Hard decisions will have to be made however as this poignant film reaches its conclusion and thankfully McCarthy never opts out with easy resolutions for any of his wholly credible and sympathetic characters. The result is a potently human story, full of integrity and perfectly calculated, with the improbable bonds strangers make with one another having the potential to last a lifetime.
Jenkins gives a masterful, beautifully controlled performance, layered with subtle nuances. At first he elicits little sympathy as a hollow, emotionless man who seems to have become desensitized to life. But slowly his humanity emerges and his depths as a person are revealed as his connection to these other ‘visitors’ strengthens with every moment shared with them.
Newcomers Sleiman, and the beautiful Abbass and Gurira, are very good in support, especially Sleiman as the carefree, kind-hearted soul Tarek with his infectious personality, who only wants to live each day to the full with the love of his life and explore the freedom offered to him through his talent for musical expression.
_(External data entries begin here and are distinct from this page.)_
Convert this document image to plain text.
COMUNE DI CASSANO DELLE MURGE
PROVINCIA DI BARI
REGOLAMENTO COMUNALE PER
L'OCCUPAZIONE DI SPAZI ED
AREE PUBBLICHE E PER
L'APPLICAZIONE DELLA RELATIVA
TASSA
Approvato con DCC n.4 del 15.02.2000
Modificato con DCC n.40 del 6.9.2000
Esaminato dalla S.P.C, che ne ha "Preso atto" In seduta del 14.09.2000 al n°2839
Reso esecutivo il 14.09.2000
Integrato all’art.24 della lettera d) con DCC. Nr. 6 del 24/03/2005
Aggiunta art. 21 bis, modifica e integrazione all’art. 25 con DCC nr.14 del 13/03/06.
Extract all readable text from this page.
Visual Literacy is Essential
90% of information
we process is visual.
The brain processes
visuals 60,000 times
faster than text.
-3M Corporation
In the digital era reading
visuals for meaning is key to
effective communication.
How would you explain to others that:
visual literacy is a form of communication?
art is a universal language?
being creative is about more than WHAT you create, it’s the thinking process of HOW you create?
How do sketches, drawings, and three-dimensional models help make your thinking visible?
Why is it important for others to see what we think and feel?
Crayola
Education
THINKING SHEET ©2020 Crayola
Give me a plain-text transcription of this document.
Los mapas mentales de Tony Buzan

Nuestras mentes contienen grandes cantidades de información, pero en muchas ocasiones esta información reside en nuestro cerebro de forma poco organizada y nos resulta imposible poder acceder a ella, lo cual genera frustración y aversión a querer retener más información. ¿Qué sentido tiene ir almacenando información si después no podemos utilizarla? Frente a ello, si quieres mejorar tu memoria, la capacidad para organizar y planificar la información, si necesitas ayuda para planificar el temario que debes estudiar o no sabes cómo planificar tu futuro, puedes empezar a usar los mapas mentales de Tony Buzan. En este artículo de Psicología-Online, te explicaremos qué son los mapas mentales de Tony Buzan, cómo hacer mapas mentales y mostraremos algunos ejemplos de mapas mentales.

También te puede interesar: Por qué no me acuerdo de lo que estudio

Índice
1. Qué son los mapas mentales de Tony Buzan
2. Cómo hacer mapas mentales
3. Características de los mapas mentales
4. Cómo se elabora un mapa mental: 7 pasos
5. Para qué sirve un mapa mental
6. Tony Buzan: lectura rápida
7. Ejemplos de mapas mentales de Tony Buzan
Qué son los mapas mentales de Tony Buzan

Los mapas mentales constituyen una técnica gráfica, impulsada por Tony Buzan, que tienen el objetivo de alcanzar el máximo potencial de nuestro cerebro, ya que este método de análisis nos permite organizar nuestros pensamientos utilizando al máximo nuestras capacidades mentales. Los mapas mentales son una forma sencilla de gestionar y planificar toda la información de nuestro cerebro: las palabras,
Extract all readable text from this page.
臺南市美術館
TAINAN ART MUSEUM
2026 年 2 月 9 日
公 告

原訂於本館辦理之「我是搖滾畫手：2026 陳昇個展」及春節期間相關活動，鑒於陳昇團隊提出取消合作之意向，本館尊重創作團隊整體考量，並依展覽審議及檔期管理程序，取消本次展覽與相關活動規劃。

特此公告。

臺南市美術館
McCarthy’s sensitive screenplay is a magnificent piece of writing, showing how fate can intercede in the lives of the most unlikely friends; it can also provide cruel twists with lives sadly altered by the most innocuous incidents, changing the course of all those caught in its cruel currents.
The plaintive, haunting piano and strings-based score by Oscar-winning Polish composer Jan A.P. Kaczmarek is superb, one of his best works since Finding Neverland.
The Visitor surpasses even The Station Agent, raising McCarthy's work to a higher level again. Known predominantly as an actor he's truly enriched cinema with two highly original works as a writer-director. Hopefully he’ll continue to return to working behind the camera every once in a while because this is a beautifully written film, truly must-see cinema.